To colonize Mars, settlers will need to manufacture on-planet a huge range of organic compounds, from fuels to drugs, that are too expensive to ship from Earth. Researchers have been working on a hybrid system combining bacteria and nanowires that can capture the energy of sunlight to convert carbon dioxide and water into building blocks for organic molecules. Nanowires are thin silicon wires about one-hundredth the width of a human hair, used as electronic components and as sensors and solar cells.

The only other requirement, besides sunlight, is water, which on Mars is relatively abundant in the polar ice caps and likely lies frozen underground over most of the planet. The biohybrid can also pull carbon dioxide from the air on Earth to make organic compounds and simultaneously address climate change, which is caused by an excess of human-produced CO2 in the atmosphere.

The researchers packaged the bacteria (Sporomusa ovata) into a forest of nanowires. More than 3% of the incoming solar energy is converted and stored in carbon bonds in the form of a two-carbon molecule called acetate; essentially, acetic acid or vinegar. Acetate molecules can serve as building blocks for a range of organic molecules, from fuels and plastics to drugs. Many other organic products could be made from acetate inside genetically engineered organisms, such as bacteria or yeast.

The system works like photosynthesis, which plants naturally employ to convert carbon dioxide and water to carbon compounds — mostly sugar and carbohydrates. Plants, however, have a fairly low efficiency, typically converting less than one-half percent of solar energy to carbon compounds. The new system is comparable to the plant that best converts CO2 to sugar: sugar cane, which is 4 to 5% efficient.

The researchers initially tried to increase the efficiency by packing more bacteria onto the nanowires, which transfer electrons directly to the bacteria for the chemical reaction. But the bacteria separated from the nanowires, breaking the circuit. The team eventually discovered that the bugs, as they produced acetate, decreased the acidity of the surrounding water — that is, increased a measurement called pH — and made them detach from the nanowires. The team found a way to keep the water slightly more acidic to counteract the effect of rising pH as a result of continuous acetate production. This allowed them to pack many more bacteria into the nanowire forest, increasing efficiency by a factor of nearly 10. They were able to operate the reactor, a forest of parallel nanowires, for a week without the bacteria peeling off.

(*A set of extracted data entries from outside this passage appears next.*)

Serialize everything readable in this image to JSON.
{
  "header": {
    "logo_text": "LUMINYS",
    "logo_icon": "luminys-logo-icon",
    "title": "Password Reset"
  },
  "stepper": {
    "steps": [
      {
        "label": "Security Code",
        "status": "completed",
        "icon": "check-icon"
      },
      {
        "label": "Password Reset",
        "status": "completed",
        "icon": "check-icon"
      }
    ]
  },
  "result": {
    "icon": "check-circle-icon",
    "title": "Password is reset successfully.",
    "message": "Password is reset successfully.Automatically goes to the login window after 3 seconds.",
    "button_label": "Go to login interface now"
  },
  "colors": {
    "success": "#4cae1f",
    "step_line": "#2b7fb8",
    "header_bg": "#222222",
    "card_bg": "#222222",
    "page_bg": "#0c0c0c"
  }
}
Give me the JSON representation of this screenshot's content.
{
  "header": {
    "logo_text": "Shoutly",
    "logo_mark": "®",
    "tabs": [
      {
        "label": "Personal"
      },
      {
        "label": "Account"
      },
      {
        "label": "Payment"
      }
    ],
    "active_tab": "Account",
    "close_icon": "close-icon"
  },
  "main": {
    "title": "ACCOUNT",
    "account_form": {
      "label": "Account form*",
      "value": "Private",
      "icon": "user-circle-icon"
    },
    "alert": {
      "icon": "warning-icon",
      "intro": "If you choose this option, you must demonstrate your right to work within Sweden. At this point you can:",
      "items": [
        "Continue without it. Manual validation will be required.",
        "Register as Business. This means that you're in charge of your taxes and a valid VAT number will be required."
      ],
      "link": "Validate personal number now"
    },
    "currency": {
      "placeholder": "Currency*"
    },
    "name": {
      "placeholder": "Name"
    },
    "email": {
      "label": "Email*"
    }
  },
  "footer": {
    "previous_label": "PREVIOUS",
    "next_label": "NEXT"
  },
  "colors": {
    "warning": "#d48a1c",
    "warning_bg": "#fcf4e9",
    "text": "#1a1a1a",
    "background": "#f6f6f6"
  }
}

In a real-world system, the nanowires would absorb light, generate electrons, and transport them to the bacteria glommed onto the nanowires. The bacteria take in the electrons and similar to the way plants make sugars, convert two carbon dioxide molecules and water into acetate and oxygen. The oxygen is a side benefit and on Mars, could replenish colonists’ artificial atmosphere, which would mimic Earth’s 21% oxygen environment.

The system has been tweaked to embed quantum dots in the bacteria’s own membrane that act as solar panels, absorbing sunlight and obviating the need for silicon nanowires. These cyborg bacteria also make acetic acid.